Senin, 04 Agustus 2014

Amankah Rokok Elektrik Itu?

Rokok elektrik banyak beredar di masyarakat Indonesia sebagai pengganti rokok biasa. Rokok elektrik tidak mengeluarkan asap pembakaran dan tidak meninggalkan bau menyengat. Rokok elektrik juga diklaim lebih sehat dan lebih nyaman dibandingkan dengan rokok biasa. Selain itu, rokok elektronik juga lebih hemat karena bisa diisi ulang. Namun benarkan bahwa rokok elektrik ini aman bagi kesehatan penggunanya?

Beberapa negara, termasuk Australia, Kanada, Israel dan Meksiko, serta beberapa kota di AS seperti Los Angeles, Chicago dan New York, telah melarang rokok elektronik atau membatasi penggunaannya di beberapa tempat-tempat umum. Di Indonesia, BPOM memperingatkan masyarakat bahwa rokok elektronik yang telah beredar di beberapa kota adalah produk ilegal dan tidak aman. Perokok diketahui memiliki resiko yang sangat besar akan penyakir kanker, dan sebagai perbandingan seorang perokok memiliki resiko 15 sampai 30 kali lebih besar meninggal akibat kanker paru-paru dibandingkan bukan perokok.

Meskipun para pembuatnya mengklaim bahwa rokok elektrik lebih aman daripada rokok tembakau, peneliti menemukan bukti bahwa pengguna rokok elektrik juga memiliki resiko gangguan penyakit kanker paru, kanker mulut dan tenggorokan, serta penyakit jantung, cacat janin, dan keguguran.

Dan menurut hasil laboratorium, sel-sel terkena perubahan akibat efek rokok elektrik ini menunjukkan gejala yang mirip dengan sel yang terpapar asap rokok tembakau. Paparan nikotin dari rokok elektrik juga berbahaya, meskipun studi menunjukkan bahwa paparan itu jauh bekurang jika dibandingkan dengan asap rokok biasa. Emisi nikotin rokok elektrik 10 kali lebih rendah dari dari pembakaran tembakau, dan aerosol bekas tidak mengandung sejumlah besar racun tembakau-spesifik (karbon monoksida atau senyawa organik yang mudah menguap beracun lainnya).

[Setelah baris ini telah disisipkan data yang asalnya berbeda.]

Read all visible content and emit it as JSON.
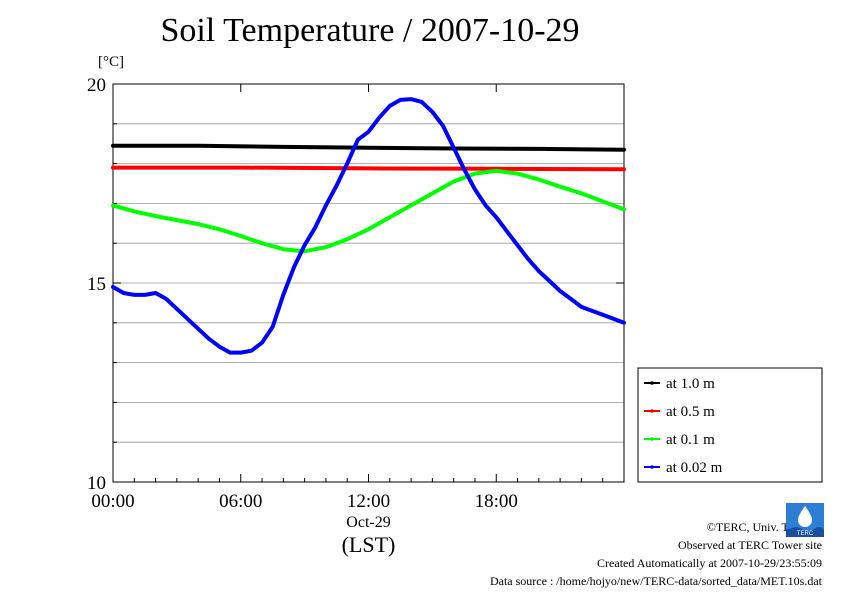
{
  "chart_data": {
    "type": "line",
    "title": "Soil Temperature / 2007-10-29",
    "ylabel": "[°C]",
    "xlabel": "(LST)",
    "x_date_label": "Oct-29",
    "x_ticks": [
      "00:00",
      "06:00",
      "12:00",
      "18:00"
    ],
    "y_ticks": [
      "10",
      "15",
      "20"
    ],
    "ylim": [
      10,
      20
    ],
    "xlim": [
      0,
      24
    ],
    "grid": true,
    "legend_position": "bottom-right outside",
    "series": [
      {
        "name": "at 1.0 m",
        "color": "#000000",
        "x": [
          0,
          4,
          8,
          12,
          16,
          20,
          24
        ],
        "y": [
          18.45,
          18.45,
          18.42,
          18.4,
          18.38,
          18.37,
          18.35
        ]
      },
      {
        "name": "at 0.5 m",
        "color": "#ff0000",
        "x": [
          0,
          6,
          12,
          18,
          24
        ],
        "y": [
          17.9,
          17.9,
          17.88,
          17.87,
          17.86
        ]
      },
      {
        "name": "at 0.1 m",
        "color": "#00ff00",
        "x": [
          0,
          1,
          2,
          3,
          4,
          5,
          6,
          7,
          8,
          9,
          10,
          11,
          12,
          13,
          14,
          15,
          16,
          17,
          18,
          19,
          20,
          21,
          22,
          23,
          24
        ],
        "y": [
          16.95,
          16.8,
          16.68,
          16.58,
          16.48,
          16.35,
          16.18,
          16.0,
          15.85,
          15.8,
          15.9,
          16.1,
          16.35,
          16.65,
          16.95,
          17.25,
          17.55,
          17.75,
          17.82,
          17.75,
          17.6,
          17.42,
          17.25,
          17.05,
          16.85
        ]
      },
      {
        "name": "at 0.02 m",
        "color": "#0000ff",
        "x": [
          0,
          0.5,
          1,
          1.5,
          2,
          2.5,
          3,
          3.5,
          4,
          4.5,
          5,
          5.5,
          6,
          6.5,
          7,
          7.5,
          8,
          8.5,
          9,
          9.5,
          10,
          10.5,
          11,
          11.5,
          12,
          12.5,
          13,
          13.5,
          14,
          14.5,
          15,
          15.5,
          16,
          16.5,
          17,
          17.5,
          18,
          18.5,
          19,
          19.5,
          20,
          20.5,
          21,
          21.5,
          22,
          22.5,
          23,
          23.5,
          24
        ],
        "y": [
          14.9,
          14.75,
          14.7,
          14.7,
          14.75,
          14.6,
          14.35,
          14.1,
          13.85,
          13.6,
          13.4,
          13.25,
          13.25,
          13.3,
          13.5,
          13.9,
          14.7,
          15.4,
          15.95,
          16.4,
          16.95,
          17.45,
          18.0,
          18.6,
          18.8,
          19.15,
          19.45,
          19.6,
          19.62,
          19.55,
          19.3,
          18.95,
          18.4,
          17.85,
          17.35,
          16.95,
          16.65,
          16.3,
          15.95,
          15.6,
          15.3,
          15.05,
          14.8,
          14.6,
          14.4,
          14.3,
          14.2,
          14.1,
          14.0
        ]
      }
    ]
  },
  "footer": {
    "copyright": "©TERC, Univ. Tsukuba",
    "observed": "Observed at TERC Tower site",
    "created": "Created Automatically at 2007-10-29/23:55:09",
    "source": "Data source : /home/hojyo/new/TERC-data/sorted_data/MET.10s.dat"
  },
  "logo_text": "TERC"
}
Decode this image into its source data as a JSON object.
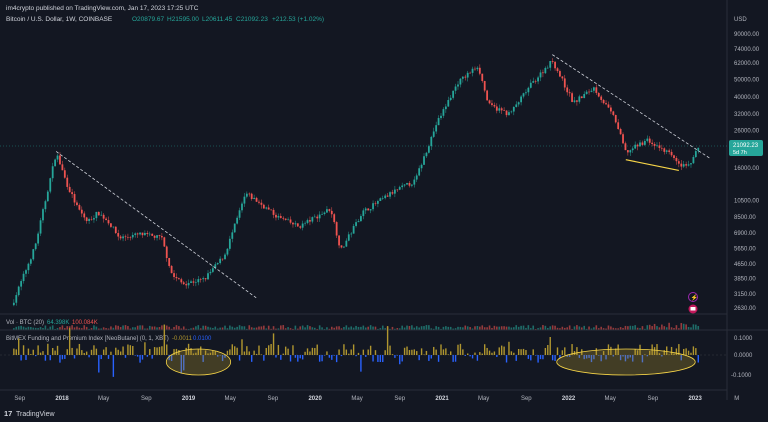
{
  "header": {
    "published": "im4crypto published on TradingView.com, Jan 17, 2023 17:25 UTC",
    "symbol": "Bitcoin / U.S. Dollar, 1W, COINBASE",
    "ohlc_o": "O20879.67",
    "ohlc_h": "H21595.00",
    "ohlc_l": "L20611.45",
    "ohlc_c": "C21092.23",
    "change": "+212.53 (+1.02%)"
  },
  "price_axis": {
    "currency": "USD",
    "last_price": "21092.23",
    "countdown": "5d 7h"
  },
  "volume_label": {
    "name": "Vol · BTC (20)",
    "v1": "64.398K",
    "v2": "100.084K"
  },
  "indicator_label": {
    "name": "BitMEX Funding and Premium Index [NeoButane] (0, 1, XBT)",
    "v1": "-0.0011",
    "v2": "0.0100"
  },
  "indicator_axis": [
    "0.1000",
    "0.0000",
    "-0.1000"
  ],
  "footer": {
    "brand": "TradingView"
  },
  "colors": {
    "background": "#131722",
    "up": "#26a69a",
    "down": "#ef5350",
    "trendline": "#d1d4dc",
    "support": "#f7d548",
    "highlight": "#b0962f",
    "funding_pos": "#b0962f",
    "funding_neg": "#2962ff"
  },
  "chart_data": {
    "type": "candlestick",
    "title": "Bitcoin / U.S. Dollar, 1W, COINBASE",
    "scale": "log",
    "y_ticks": [
      90000,
      74000,
      62000,
      50000,
      40000,
      32000,
      26000,
      16000,
      10500,
      8500,
      6900,
      5650,
      4650,
      3850,
      3150,
      2630
    ],
    "x_ticks": [
      "Sep",
      "2018",
      "May",
      "Sep",
      "2019",
      "May",
      "Sep",
      "2020",
      "May",
      "Sep",
      "2021",
      "May",
      "Sep",
      "2022",
      "May",
      "Sep",
      "2023",
      "M"
    ],
    "price_path": [
      [
        "2017-08",
        2900
      ],
      [
        "2017-10",
        5800
      ],
      [
        "2017-12",
        19500
      ],
      [
        "2018-01",
        13000
      ],
      [
        "2018-02",
        9500
      ],
      [
        "2018-03",
        8000
      ],
      [
        "2018-04",
        9000
      ],
      [
        "2018-05",
        8000
      ],
      [
        "2018-06",
        6500
      ],
      [
        "2018-08",
        6800
      ],
      [
        "2018-10",
        6500
      ],
      [
        "2018-11",
        4000
      ],
      [
        "2018-12",
        3600
      ],
      [
        "2019-02",
        3800
      ],
      [
        "2019-04",
        5200
      ],
      [
        "2019-06",
        11500
      ],
      [
        "2019-07",
        10500
      ],
      [
        "2019-09",
        8500
      ],
      [
        "2019-11",
        7500
      ],
      [
        "2020-02",
        9500
      ],
      [
        "2020-03",
        5500
      ],
      [
        "2020-05",
        9000
      ],
      [
        "2020-08",
        11800
      ],
      [
        "2020-10",
        13500
      ],
      [
        "2020-12",
        28000
      ],
      [
        "2021-02",
        48000
      ],
      [
        "2021-04",
        60000
      ],
      [
        "2021-05",
        36000
      ],
      [
        "2021-07",
        32000
      ],
      [
        "2021-09",
        47000
      ],
      [
        "2021-11",
        64000
      ],
      [
        "2022-01",
        37000
      ],
      [
        "2022-03",
        45000
      ],
      [
        "2022-05",
        30000
      ],
      [
        "2022-06",
        19500
      ],
      [
        "2022-08",
        23000
      ],
      [
        "2022-10",
        19500
      ],
      [
        "2022-11",
        16500
      ],
      [
        "2022-12",
        16800
      ],
      [
        "2023-01",
        21092
      ]
    ],
    "annotations": {
      "trendline_1": [
        [
          "2017-12",
          19800
        ],
        [
          "2019-07",
          3000
        ]
      ],
      "trendline_2": [
        [
          "2021-11",
          69000
        ],
        [
          "2023-02",
          18000
        ]
      ],
      "support_line": [
        [
          "2022-06",
          17800
        ],
        [
          "2022-11",
          15500
        ]
      ]
    },
    "funding_index": {
      "range": [
        -0.15,
        0.15
      ],
      "highlights": [
        [
          "2018-11",
          "2019-04"
        ],
        [
          "2021-12",
          "2022-12"
        ]
      ]
    }
  }
}
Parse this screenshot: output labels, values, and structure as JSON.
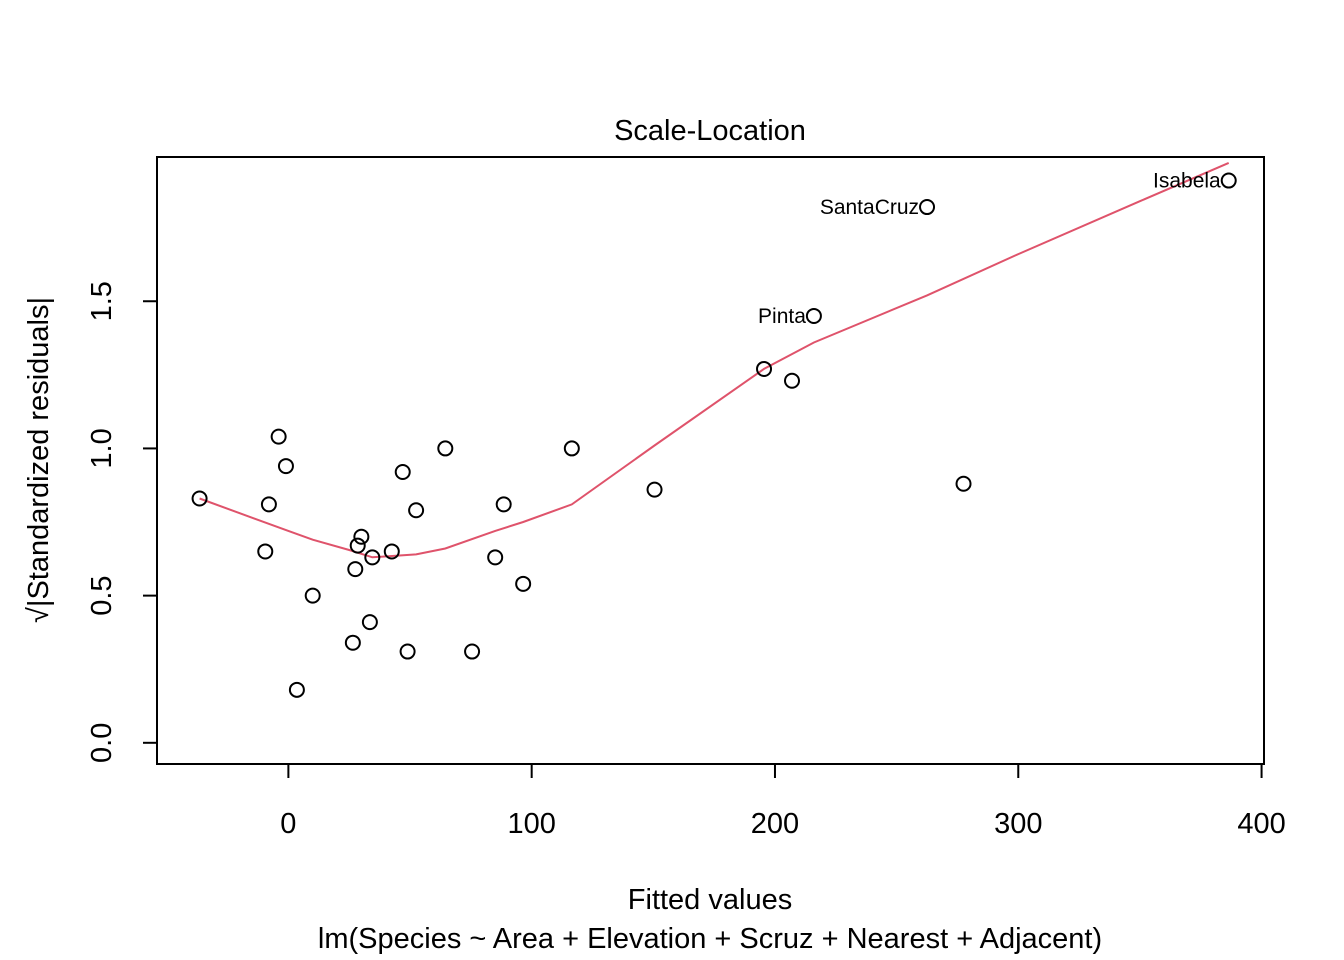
{
  "chart_data": {
    "type": "scatter",
    "title": "Scale-Location",
    "xlabel": "Fitted values",
    "subtitle": "lm(Species ~ Area + Elevation + Scruz + Nearest + Adjacent)",
    "ylabel": "√|Standardized residuals|",
    "xlim": [
      -54,
      401
    ],
    "ylim": [
      -0.072,
      1.99
    ],
    "x_ticks": [
      0,
      100,
      200,
      300,
      400
    ],
    "x_tick_labels": [
      "0",
      "100",
      "200",
      "300",
      "400"
    ],
    "y_ticks": [
      0.0,
      0.5,
      1.0,
      1.5
    ],
    "y_tick_labels": [
      "0.0",
      "0.5",
      "1.0",
      "1.5"
    ],
    "grid": false,
    "colors": {
      "points": "#000000",
      "smoother": "#DF536B",
      "frame": "#000000"
    },
    "points": [
      {
        "x": -36.5,
        "y": 0.83
      },
      {
        "x": -8.0,
        "y": 0.81
      },
      {
        "x": -9.5,
        "y": 0.65
      },
      {
        "x": -4.0,
        "y": 1.04
      },
      {
        "x": -1.0,
        "y": 0.94
      },
      {
        "x": 3.5,
        "y": 0.18
      },
      {
        "x": 10.0,
        "y": 0.5
      },
      {
        "x": 26.5,
        "y": 0.34
      },
      {
        "x": 27.5,
        "y": 0.59
      },
      {
        "x": 28.5,
        "y": 0.67
      },
      {
        "x": 30.0,
        "y": 0.7
      },
      {
        "x": 33.5,
        "y": 0.41
      },
      {
        "x": 34.5,
        "y": 0.63
      },
      {
        "x": 42.5,
        "y": 0.65
      },
      {
        "x": 47.0,
        "y": 0.92
      },
      {
        "x": 49.0,
        "y": 0.31
      },
      {
        "x": 52.5,
        "y": 0.79
      },
      {
        "x": 64.5,
        "y": 1.0
      },
      {
        "x": 75.5,
        "y": 0.31
      },
      {
        "x": 85.0,
        "y": 0.63
      },
      {
        "x": 88.5,
        "y": 0.81
      },
      {
        "x": 96.5,
        "y": 0.54
      },
      {
        "x": 116.5,
        "y": 1.0
      },
      {
        "x": 150.5,
        "y": 0.86
      },
      {
        "x": 195.5,
        "y": 1.27
      },
      {
        "x": 207.0,
        "y": 1.23
      },
      {
        "x": 216.0,
        "y": 1.45,
        "label": "Pinta"
      },
      {
        "x": 262.5,
        "y": 1.82,
        "label": "SantaCruz"
      },
      {
        "x": 277.5,
        "y": 0.88
      },
      {
        "x": 386.5,
        "y": 1.91,
        "label": "Isabela"
      }
    ],
    "smoother": {
      "x": [
        -36.5,
        -20,
        0,
        10,
        25,
        34.5,
        52.5,
        64.5,
        85,
        96.5,
        116.5,
        150.5,
        195.5,
        216,
        262.5,
        300,
        350,
        386.5
      ],
      "y": [
        0.83,
        0.78,
        0.72,
        0.69,
        0.655,
        0.63,
        0.64,
        0.66,
        0.72,
        0.75,
        0.81,
        1.01,
        1.27,
        1.36,
        1.52,
        1.66,
        1.84,
        1.97
      ]
    }
  }
}
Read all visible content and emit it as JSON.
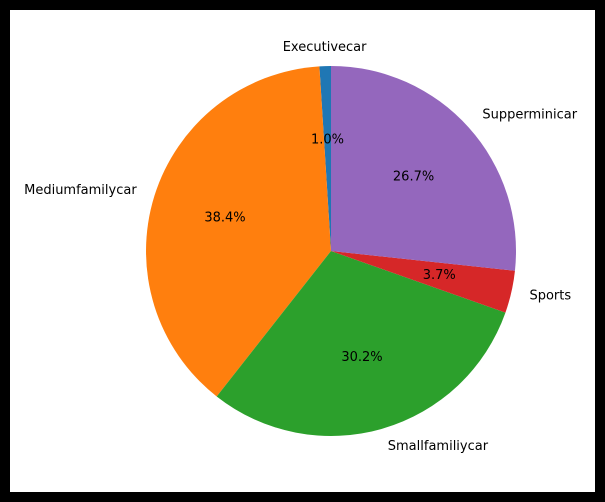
{
  "chart_data": {
    "type": "pie",
    "start_angle_deg": 90,
    "direction": "counterclockwise",
    "slices": [
      {
        "label": "Executivecar",
        "value": 1.0,
        "pct_label": "1.0%",
        "color": "#1f77b4"
      },
      {
        "label": "Mediumfamilycar",
        "value": 38.4,
        "pct_label": "38.4%",
        "color": "#ff7f0e"
      },
      {
        "label": "Smallfamiliycar",
        "value": 30.2,
        "pct_label": "30.2%",
        "color": "#2ca02c"
      },
      {
        "label": "Sports",
        "value": 3.7,
        "pct_label": "3.7%",
        "color": "#d62728"
      },
      {
        "label": "Supperminicar",
        "value": 26.7,
        "pct_label": "26.7%",
        "color": "#9467bd"
      }
    ]
  }
}
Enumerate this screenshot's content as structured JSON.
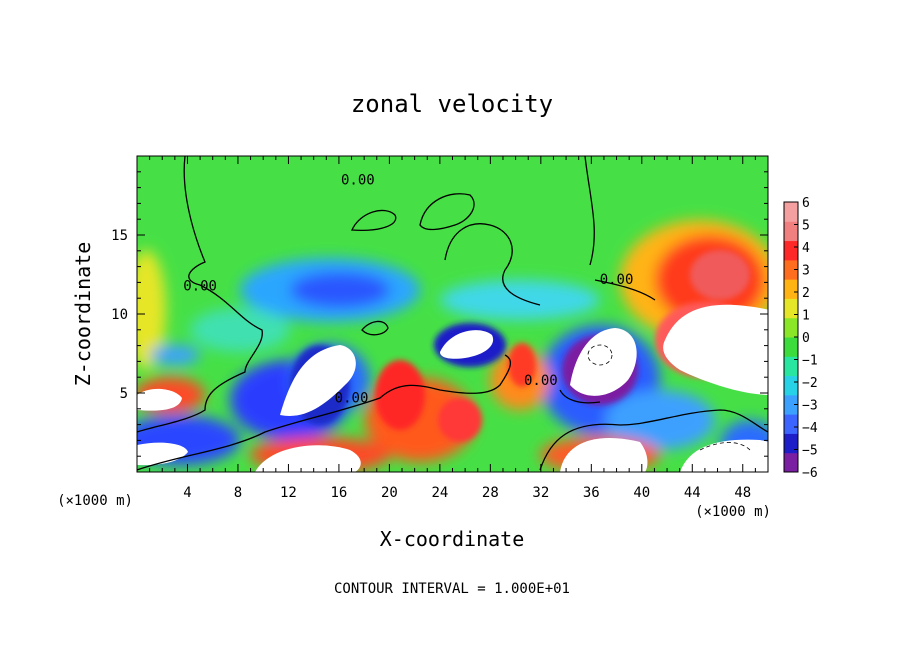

Dan pada uap atau asap dari rokok eletronik ini terdapat sebuah molekul karsiogenik dan juga formalin yang memiliki sifat mengendap dalam tubuh. Jadi, kemungkinan besar akan mengakibatkan rusaknya organ paru-paru suatu saat nanti.

Di Amerika juga dilaporkan adanya keracunan akibat nikotin cair dari rokok elektrik. Adapun gejala yang ditimbulkan akibat nikotin cair itu adalah muntah-muntah, mual, serta iritasi mata yang jika tidak segera diberikan pertolongan akan menyebabkan kematian.

Artinya pengguna rokok elektrik juga masih terkena dampak negatif rokok meski tidak sebesar rokok konvensional, sehingga yang paling sehat dan aman adalah meninggalkan rokok itu sama sekali. Jadi bagaimana menurut Anda? Apakah rokok elektrik dapat digunakan sebagai pengganti rokok tembakau?.